How modla's platform can predict spares usage and inform stock holding levels. Background and common questions included.

What is a spares analysis?

In essence, spares analysis is an inventory optimisation problem. Inventory optimisation aims to order and hold the right quantities of the right product to ensure demand is met while minimising inventory holding costs. Similarly, spares analyses endeavours to ensure spares and materials required to support operations are always available without holding excess stock. A spares analysis consists of three key considerations: 

  1. Demand forecasting,
  2. Business policy setting, and
  3. Replenishment

The three main concepts can be are explained using a simple sawtooth diagram. The figure below highlights three important stock levels.

Simplified sawtooth inventory diagram

The maximum stock level is governed by the business policy and accounts for factors such as:

  1. Consumption rates (determined from demand forecasting)
  2. Working capital
  3. Standard order sizes
  4. Cost and availability of storage
  5. Insurance costs
  6. Shelf lives

Similarly, the minimum stock level or safety stock level shields a business against fluctuations in consumption rates and lead times while balancing inventory holding costs and unavailability costs. 

Stock replenishment involves calculating reorder levels. The reorder level is based on the rate of consumption, order lead time and safety stock level. Stock replenishments becomes increasingly complex with long supply chains and unreliable suppliers. 

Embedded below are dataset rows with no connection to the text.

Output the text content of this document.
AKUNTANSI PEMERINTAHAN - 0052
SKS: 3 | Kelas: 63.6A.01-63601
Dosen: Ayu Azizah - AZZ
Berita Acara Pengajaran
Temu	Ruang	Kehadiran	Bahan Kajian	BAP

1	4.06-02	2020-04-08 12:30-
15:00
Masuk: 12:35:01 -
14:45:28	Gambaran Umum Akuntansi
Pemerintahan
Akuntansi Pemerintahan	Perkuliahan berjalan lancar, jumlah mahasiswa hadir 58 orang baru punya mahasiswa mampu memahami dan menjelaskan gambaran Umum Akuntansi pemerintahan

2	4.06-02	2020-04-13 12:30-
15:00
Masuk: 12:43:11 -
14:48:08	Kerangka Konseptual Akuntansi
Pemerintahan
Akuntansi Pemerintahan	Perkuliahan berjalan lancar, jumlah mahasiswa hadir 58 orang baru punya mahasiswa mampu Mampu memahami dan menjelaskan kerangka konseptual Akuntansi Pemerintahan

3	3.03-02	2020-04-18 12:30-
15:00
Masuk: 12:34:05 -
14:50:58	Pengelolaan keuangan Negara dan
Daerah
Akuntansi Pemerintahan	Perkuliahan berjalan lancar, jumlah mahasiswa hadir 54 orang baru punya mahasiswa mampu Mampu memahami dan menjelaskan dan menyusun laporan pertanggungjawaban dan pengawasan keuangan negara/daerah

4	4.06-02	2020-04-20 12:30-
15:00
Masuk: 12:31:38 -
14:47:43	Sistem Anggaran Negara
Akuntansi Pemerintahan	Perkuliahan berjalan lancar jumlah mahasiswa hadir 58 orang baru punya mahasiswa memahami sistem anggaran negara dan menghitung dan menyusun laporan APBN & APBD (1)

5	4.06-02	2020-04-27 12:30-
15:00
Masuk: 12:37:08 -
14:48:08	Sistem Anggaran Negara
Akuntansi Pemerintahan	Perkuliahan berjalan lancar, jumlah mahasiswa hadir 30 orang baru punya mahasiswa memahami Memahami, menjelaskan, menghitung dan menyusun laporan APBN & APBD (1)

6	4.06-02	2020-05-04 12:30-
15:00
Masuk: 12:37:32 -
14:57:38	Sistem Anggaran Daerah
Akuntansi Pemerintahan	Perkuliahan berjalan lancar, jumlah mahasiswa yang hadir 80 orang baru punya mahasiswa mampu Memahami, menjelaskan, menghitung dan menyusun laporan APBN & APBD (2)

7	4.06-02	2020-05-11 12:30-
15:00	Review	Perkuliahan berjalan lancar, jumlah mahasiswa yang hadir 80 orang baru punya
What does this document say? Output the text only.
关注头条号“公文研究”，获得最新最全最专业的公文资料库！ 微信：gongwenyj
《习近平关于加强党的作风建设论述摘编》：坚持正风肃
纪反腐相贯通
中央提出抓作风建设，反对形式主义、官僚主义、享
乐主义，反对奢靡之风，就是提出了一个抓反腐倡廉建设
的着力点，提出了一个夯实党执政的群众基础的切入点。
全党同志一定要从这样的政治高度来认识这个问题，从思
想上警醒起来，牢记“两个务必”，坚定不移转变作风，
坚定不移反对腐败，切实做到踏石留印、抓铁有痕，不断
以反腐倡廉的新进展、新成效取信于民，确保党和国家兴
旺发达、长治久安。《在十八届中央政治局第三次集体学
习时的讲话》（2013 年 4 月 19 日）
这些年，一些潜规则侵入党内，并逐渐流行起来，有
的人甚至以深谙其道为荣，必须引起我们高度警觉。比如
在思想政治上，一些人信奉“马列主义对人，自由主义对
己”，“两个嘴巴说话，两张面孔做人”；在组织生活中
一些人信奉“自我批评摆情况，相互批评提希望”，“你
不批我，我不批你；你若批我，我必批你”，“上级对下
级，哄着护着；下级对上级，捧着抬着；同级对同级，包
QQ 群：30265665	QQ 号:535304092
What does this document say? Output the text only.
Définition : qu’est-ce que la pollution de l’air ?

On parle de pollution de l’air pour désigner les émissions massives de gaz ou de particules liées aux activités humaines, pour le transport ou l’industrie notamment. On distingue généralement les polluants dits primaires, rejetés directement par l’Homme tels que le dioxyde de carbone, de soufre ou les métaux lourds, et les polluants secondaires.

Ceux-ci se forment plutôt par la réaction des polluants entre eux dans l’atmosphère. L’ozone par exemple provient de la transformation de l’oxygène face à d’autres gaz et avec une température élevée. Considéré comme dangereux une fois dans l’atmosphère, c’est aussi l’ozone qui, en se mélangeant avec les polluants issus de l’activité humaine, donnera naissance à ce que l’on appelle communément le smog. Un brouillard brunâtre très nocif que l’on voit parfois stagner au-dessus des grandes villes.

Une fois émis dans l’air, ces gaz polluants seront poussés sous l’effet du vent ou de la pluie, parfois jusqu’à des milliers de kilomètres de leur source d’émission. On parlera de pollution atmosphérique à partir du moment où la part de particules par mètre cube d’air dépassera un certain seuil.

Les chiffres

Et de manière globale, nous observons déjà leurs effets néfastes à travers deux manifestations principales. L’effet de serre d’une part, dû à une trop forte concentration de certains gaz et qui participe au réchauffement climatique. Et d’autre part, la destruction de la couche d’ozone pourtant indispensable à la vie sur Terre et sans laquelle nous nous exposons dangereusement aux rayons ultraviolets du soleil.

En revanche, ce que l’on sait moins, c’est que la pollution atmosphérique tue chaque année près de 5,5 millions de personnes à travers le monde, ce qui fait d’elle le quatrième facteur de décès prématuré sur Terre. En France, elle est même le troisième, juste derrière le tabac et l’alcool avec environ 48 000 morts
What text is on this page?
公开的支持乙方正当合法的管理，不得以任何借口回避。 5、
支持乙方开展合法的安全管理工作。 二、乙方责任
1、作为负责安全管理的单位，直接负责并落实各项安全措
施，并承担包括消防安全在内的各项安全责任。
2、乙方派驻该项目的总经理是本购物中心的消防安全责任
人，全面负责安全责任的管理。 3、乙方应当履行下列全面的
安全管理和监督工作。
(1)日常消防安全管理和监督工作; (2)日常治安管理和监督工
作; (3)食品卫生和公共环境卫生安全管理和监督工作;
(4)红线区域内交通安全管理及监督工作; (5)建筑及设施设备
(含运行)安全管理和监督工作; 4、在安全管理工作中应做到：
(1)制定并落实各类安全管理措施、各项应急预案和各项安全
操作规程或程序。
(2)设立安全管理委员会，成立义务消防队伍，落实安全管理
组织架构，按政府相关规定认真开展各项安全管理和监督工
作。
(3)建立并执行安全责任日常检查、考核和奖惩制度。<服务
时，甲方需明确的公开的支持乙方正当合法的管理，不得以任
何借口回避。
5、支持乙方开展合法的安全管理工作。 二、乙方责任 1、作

What is demand forecasting?

In reality, the consumption rate varies over time, contracting or extending the order cycle time. The variability of demand means demand forecasting is a science in its own right. Demand forecasting aims to predict the demand for a specific product accounting for nuances such as product seasonality and life cycles. The same considerations apply to forecasting the demand for spares and materials.

The likelihood of failure of an asset informs the demand forecast. It also varies over the life cycle of an asset as it ages, and as new information comes to light e.g. updated condition assessments or updated operational parameters.

Arguably accurate demand forecasting is the most important part of a spares analysis. Both the policy setting and replenishment considerations are heavily influenced by the demand forecast. 

How can modla help my business?

Our platform offers an easy to use solution to perform advanced asset analytics. One of the key outputs of all our analyses is a demand forecast for spares and materials related to both reactive and proactive maintenance activities. 

Our platform derives an accurate demand forecast by accounting for the environmental conditions, operational attributes, and asset characteristics unique to your assets. Furthermore, you can link a Bill of Material (BOM) to any asset to get a detailed breakdown of spares and material consumption.

Our platform is not a warehouse management tool or an Enterprise Resource Planning Tool (ERP), and therefore does not facilitate ancillary analyses such as business policy setting or replenishment. 

However, our powerful asset analytics solves a key piece of the puzzle by producing tailored demand forecasts conscious of your business context and specific assets.